I am studying Algebraic Topology from Hatcher. In Chapter 2 Hatcher has a section on Excision which states that for triples $(X,U,A)$ where $A\subset U\subset X$ and $A\subset X$ is closed and $U\subset X$ is open we have that $H_n(X,U)\cong H_n(X\setminus A, U\setminus A)$.

I would like to know if there is any geometric intuition for the above. I have heard that $H_n(X,U)$ could be thought of as cycles away from the open set $U$, and since $A$ is contained in $U$, we might as well excise $A$ from $X$ and get the same result. Is there a better interpretation?

Answer 1

In good cases, $H_*(X,A)$ is $\bar H_*(X/A)$, the (reduced) homology of the space obtained from X by contracting A to a point, so it does not really matter what's inside A.

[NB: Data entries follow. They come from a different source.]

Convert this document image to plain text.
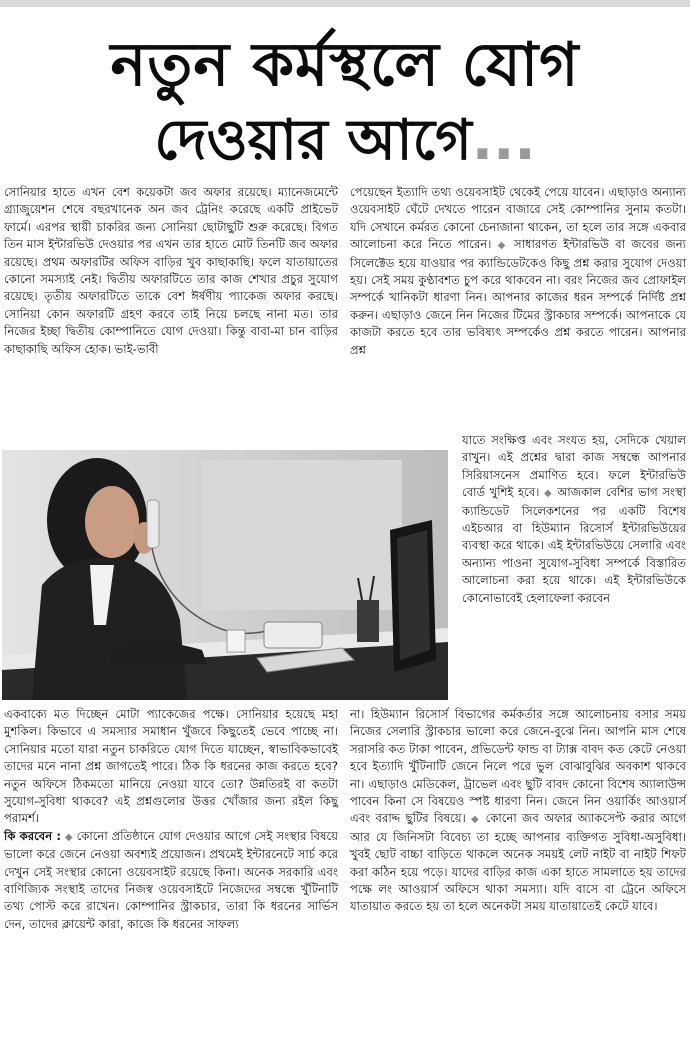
নতুন কর্মস্থলে যোগ
দেওয়ার আগে...

সোনিয়ার হাতে এখন বেশ কয়েকটা জব অফার রয়েছে। ম্যানেজমেন্টে গ্র্যাজুয়েশন শেষে বছরখানেক অন জব ট্রেনিং করেছে একটি প্রাইভেট ফার্মে। এরপর স্থায়ী চাকরির জন্য সোনিয়া ছোটাছুটি শুরু করেছে। বিগত তিন মাস ইন্টারভিউ দেওয়ার পর এখন তার হাতে মোট তিনটি জব অফার রয়েছে। প্রথম অফারটির অফিস বাড়ির খুব কাছাকাছি। ফলে যাতায়াতের কোনো সমস্যাই নেই। দ্বিতীয় অফারটিতে তার কাজ শেখার প্রচুর সুযোগ রয়েছে। তৃতীয় অফারটিতে তাকে বেশ ঈর্ষণীয় প্যাকেজ অফার করছে। সোনিয়া কোন অফারটি গ্রহণ করবে তাই নিয়ে চলছে নানা মত। তার নিজের ইচ্ছা দ্বিতীয় কোম্পানিতে যোগ দেওয়া। কিন্তু বাবা-মা চান বাড়ির কাছাকাছি অফিস হোক। ভাই-ভাবী

পেয়েছেন ইত্যাদি তথ্য ওয়েবসাইট থেকেই পেয়ে যাবেন। এছাড়াও অন্যান্য ওয়েবসাইট ঘেঁটে দেখতে পারেন বাজারে সেই কোম্পানির সুনাম কতটা। যদি সেখানে কর্মরত কোনো চেনাজানা থাকেন, তা হলে তার সঙ্গে একবার আলোচনা করে নিতে পারেন। ◆ সাধারণত ইন্টারভিউ বা জবের জন্য সিলেক্টেড হয়ে যাওয়ার পর ক্যান্ডিডেটকেও কিছু প্রশ্ন করার সুযোগ দেওয়া হয়। সেই সময় কুণ্ঠাবশত চুপ করে থাকবেন না। বরং নিজের জব প্রোফাইল সম্পর্কে খানিকটা ধারণা নিন। আপনার কাজের ধরন সম্পর্কে নির্দিষ্ট প্রশ্ন করুন। এছাড়াও জেনে নিন নিজের টিমের স্ট্রাকচার সম্পর্কে। আপনাকে যে কাজটা করতে হবে তার ভবিষ্যৎ সম্পর্কেও প্রশ্ন করতে পারেন। আপনার প্রশ্ন

যাতে সংক্ষিপ্ত এবং সংযত হয়, সেদিকে খেয়াল রাখুন। এই প্রশ্নের দ্বারা কাজ সম্বন্ধে আপনার সিরিয়াসনেস প্রমাণিত হবে। ফলে ইন্টারভিউ বোর্ড খুশিই হবে। ◆ আজকাল বেশির ভাগ সংস্থা ক্যান্ডিডেট সিলেকশনের পর একটি বিশেষ এইচআর বা হিউম্যান রিসোর্স ইন্টারভিউয়ের ব্যবস্থা করে থাকে। এই ইন্টারভিউয়ে সেলারি এবং অন্যান্য পাওনা সুযোগ-সুবিধা সম্পর্কে বিস্তারিত আলোচনা করা হয়ে থাকে। এই ইন্টারভিউকে কোনোভাবেই হেলাফেলা করবেন

একবাক্যে মত দিচ্ছেন মোটা প্যাকেজের পক্ষে। সোনিয়ার হয়েছে মহা মুশকিল। কিভাবে এ সমস্যার সমাধান খুঁজবে কিছুতেই ভেবে পাচ্ছে না। সোনিয়ার মতো যারা নতুন চাকরিতে যোগ দিতে যাচ্ছেন, স্বাভাবিকভাবেই তাদের মনে নানা প্রশ্ন জাগতেই পারে। ঠিক কি ধরনের কাজ করতে হবে? নতুন অফিসে ঠিকমতো মানিয়ে নেওয়া যাবে তো? উন্নতিরই বা কতটা সুযোগ-সুবিধা থাকবে? এই প্রশ্নগুলোর উত্তর খোঁজার জন্য রইল কিছু পরামর্শ।

কি করবেন : ◆ কোনো প্রতিষ্ঠানে যোগ দেওয়ার আগে সেই সংস্থার বিষয়ে ভালো করে জেনে নেওয়া অবশ্যই প্রয়োজন। প্রথমেই ইন্টারনেটে সার্চ করে দেখুন সেই সংস্থার কোনো ওয়েবসাইট রয়েছে কিনা। অনেক সরকারি এবং বাণিজ্যিক সংস্থাই তাদের নিজস্ব ওয়েবসাইটে নিজেদের সম্বন্ধে খুঁটিনাটি তথ্য পোস্ট করে রাখেন। কোম্পানির স্ট্রাকচার, তারা কি ধরনের সার্ভিস দেন, তাদের ক্লায়েন্ট কারা, কাজে কি ধরনের সাফল্য

না। হিউম্যান রিসোর্স বিভাগের কর্মকর্তার সঙ্গে আলোচনায় বসার সময় নিজের সেলারি স্ট্রাকচার ভালো করে জেনে-বুঝে নিন। আপনি মাস শেষে সরাসরি কত টাকা পাবেন, প্রভিডেন্ট ফান্ড বা ট্যাক্স বাবদ কত কেটে নেওয়া হবে ইত্যাদি খুঁটিনাটি জেনে নিলে পরে ভুল বোঝাবুঝির অবকাশ থাকবে না। এছাড়াও মেডিকেল, ট্রাভেল এবং ছুটি বাবদ কোনো বিশেষ অ্যালাউন্স পাবেন কিনা সে বিষয়েও স্পষ্ট ধারণা নিন। জেনে নিন ওয়ার্কিং আওয়ার্স এবং বরাদ্দ ছুটির বিষয়ে। ◆ কোনো জব অফার অ্যাকসেপ্ট করার আগে আর যে জিনিসটা বিবেচ্য তা হচ্ছে আপনার ব্যক্তিগত সুবিধা-অসুবিধা। খুবই ছোট বাচ্চা বাড়িতে থাকলে অনেক সময়ই লেট নাইট বা নাইট শিফট করা কঠিন হয়ে পড়ে। যাদের বাড়ির কাজ একা হাতে সামলাতে হয় তাদের পক্ষে লং আওয়ার্স অফিসে থাকা সমস্যা। যদি বাসে বা ট্রেনে অফিসে যাতায়াত করতে হয় তা হলে অনেকটা সময় যাতায়াতেই কেটে যাবে।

Of course, this is not true always and so on, but it gives a very reasonable explanation of what relative homology is and why excision works.

Answer 2

I like to think of it this way. First, rewrite the formula as $H_n(A\cup B,A) \approx H_n(B,A\cap B)$, which holds when $X = A\cup B = \text{int}(A)\cup\text{int}(B)$. (To relate this to Hatcher's form, let $B = X-Z$.)

The intuition is that stuff in $A$ gets ignored in $H_n(X,A)$, so it doesn't matter if we cut part of $A$ out. This works well for chains composed of "small" simplicies, which all belong either to $A$ or to $B$. Notation: $C_n(A+B)$ consists of chains made up of such simplicies. The diagram below shows a bunch of "small" simplicies.

But if a chain contains "large" simplicies, which don't lie entirely in $A$ or $B$, then we have a problem. Solution: use barycentric subdivision to replace the "large" simplicies with "small" simplicies:

It may be necessary to repeat barycentric subdivision several times to obtain "small enough" vertices, as illustrated in this diagram:

The formal proof uses a chain homotopy, showing that $C_n(A+B)$ gives the same homology as $C_n(A\cup B)$.